Dubai: More than 100 works of Arabic calligraphy by 63 prominent Emirati and Arab calligraphers are being showcased at an art exhibition organised by the Sultan Bin Ali Al Owais Cultural Foundation.
Held under the title of ‘Al Owais Symposium on Arabic Calligraphy’, the one-month exhibition highlights how Arabic calligraphy has been transformed from a tool of communication and blossomed into an art form boasting various styles.
The event was inaugurated by Mohammed Al Murr, Chairman of the Mohammed bin Rashid Al Maktoum Library Foundation, at the foundation’s Grand Exhibition Hall, on Monday. Present were literary critic and author Abdul Ghaffar Hussein; Abdul Hamid Ahmed, Secretary-General of the foundation; Dr Fatima Al Sayegh, member of the board of trustees of the foundation; Khalid Al Jallaf, President of the Emirates Society for Arabic Calligraphy, and a large gathering of Arabic calligraphy enthusiasts and art collectors.

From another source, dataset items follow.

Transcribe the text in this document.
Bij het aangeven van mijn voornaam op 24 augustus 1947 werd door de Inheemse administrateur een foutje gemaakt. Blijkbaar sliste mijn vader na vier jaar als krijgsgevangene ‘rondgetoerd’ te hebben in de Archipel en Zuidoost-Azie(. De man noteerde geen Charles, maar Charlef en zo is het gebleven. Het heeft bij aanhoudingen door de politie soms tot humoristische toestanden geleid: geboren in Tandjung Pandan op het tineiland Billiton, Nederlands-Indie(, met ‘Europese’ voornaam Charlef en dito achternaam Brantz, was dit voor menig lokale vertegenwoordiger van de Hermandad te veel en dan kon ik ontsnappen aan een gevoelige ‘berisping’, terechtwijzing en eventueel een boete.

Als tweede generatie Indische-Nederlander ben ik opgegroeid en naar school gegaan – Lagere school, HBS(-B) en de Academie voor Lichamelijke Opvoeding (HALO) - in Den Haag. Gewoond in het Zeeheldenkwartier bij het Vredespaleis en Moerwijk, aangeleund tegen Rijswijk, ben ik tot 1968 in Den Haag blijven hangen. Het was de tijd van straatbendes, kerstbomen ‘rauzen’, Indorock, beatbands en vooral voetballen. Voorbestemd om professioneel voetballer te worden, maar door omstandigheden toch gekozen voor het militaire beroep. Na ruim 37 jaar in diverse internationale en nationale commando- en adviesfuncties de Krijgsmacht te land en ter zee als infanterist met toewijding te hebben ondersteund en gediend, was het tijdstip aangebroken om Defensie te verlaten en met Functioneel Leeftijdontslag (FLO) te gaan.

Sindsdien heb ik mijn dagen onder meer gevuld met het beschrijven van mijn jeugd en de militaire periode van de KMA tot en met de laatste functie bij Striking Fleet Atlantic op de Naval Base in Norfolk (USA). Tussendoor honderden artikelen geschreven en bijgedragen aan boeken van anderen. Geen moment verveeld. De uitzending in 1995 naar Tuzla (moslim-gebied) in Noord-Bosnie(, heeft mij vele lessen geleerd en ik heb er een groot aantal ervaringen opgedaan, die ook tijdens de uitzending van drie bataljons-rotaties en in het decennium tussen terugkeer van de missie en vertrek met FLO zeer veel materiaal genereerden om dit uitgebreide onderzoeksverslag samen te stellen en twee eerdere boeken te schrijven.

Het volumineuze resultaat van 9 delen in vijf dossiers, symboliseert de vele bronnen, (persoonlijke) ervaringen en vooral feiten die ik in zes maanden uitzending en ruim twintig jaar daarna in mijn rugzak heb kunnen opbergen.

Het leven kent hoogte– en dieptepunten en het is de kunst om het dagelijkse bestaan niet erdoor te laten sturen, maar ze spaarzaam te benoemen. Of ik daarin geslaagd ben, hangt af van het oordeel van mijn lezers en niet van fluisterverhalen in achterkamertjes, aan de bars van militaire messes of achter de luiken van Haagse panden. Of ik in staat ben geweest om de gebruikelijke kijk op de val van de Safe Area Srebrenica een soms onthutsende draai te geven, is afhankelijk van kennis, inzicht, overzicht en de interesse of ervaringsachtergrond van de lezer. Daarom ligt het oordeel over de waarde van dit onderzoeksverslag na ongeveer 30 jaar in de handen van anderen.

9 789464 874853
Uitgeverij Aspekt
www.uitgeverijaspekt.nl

The exhibition showcases artworks representing different Arabic styles of writing, namely Al Kufi, Al Diwani, Al Naskh, Reqaa, and Nastaliq, which later inspired calligraphers to create other scripts. It highlights the great attention given by the foundation to authentic genres of art and reflects its ongoing efforts to introduce talents of similar expertise and approaches through art, with a view to presenting the bright image of the UAE and its authentic culture to the entire world.
Featuring 110 fascinating masterpieces and distinctive paintings, the exhibition takes visitors on a journey to see how Arabic calligraphy has evolved throughout history and showcase the beauty of Arabic calligraphy and the importance of preserving it and passing it onto generations to come.
A seminar on ‘Calligraphy in the UAE over Half a Century’ was held on the sidelines of the exhibition, featuring Emirati calligrapher Khalid Al Jallaf and veteran calligrapher Taj Alsir Hassan who spoke about the development of calligraphy in the UAE.
The foundation will release a special book about the symposium, featuring pictures of the showcased artworks along with information about the participating artists, to highlight the significance of Arabic calligraphy as an art form that continues to evolve.
The door is open to art collectors at the exhibition, which continues until October 19.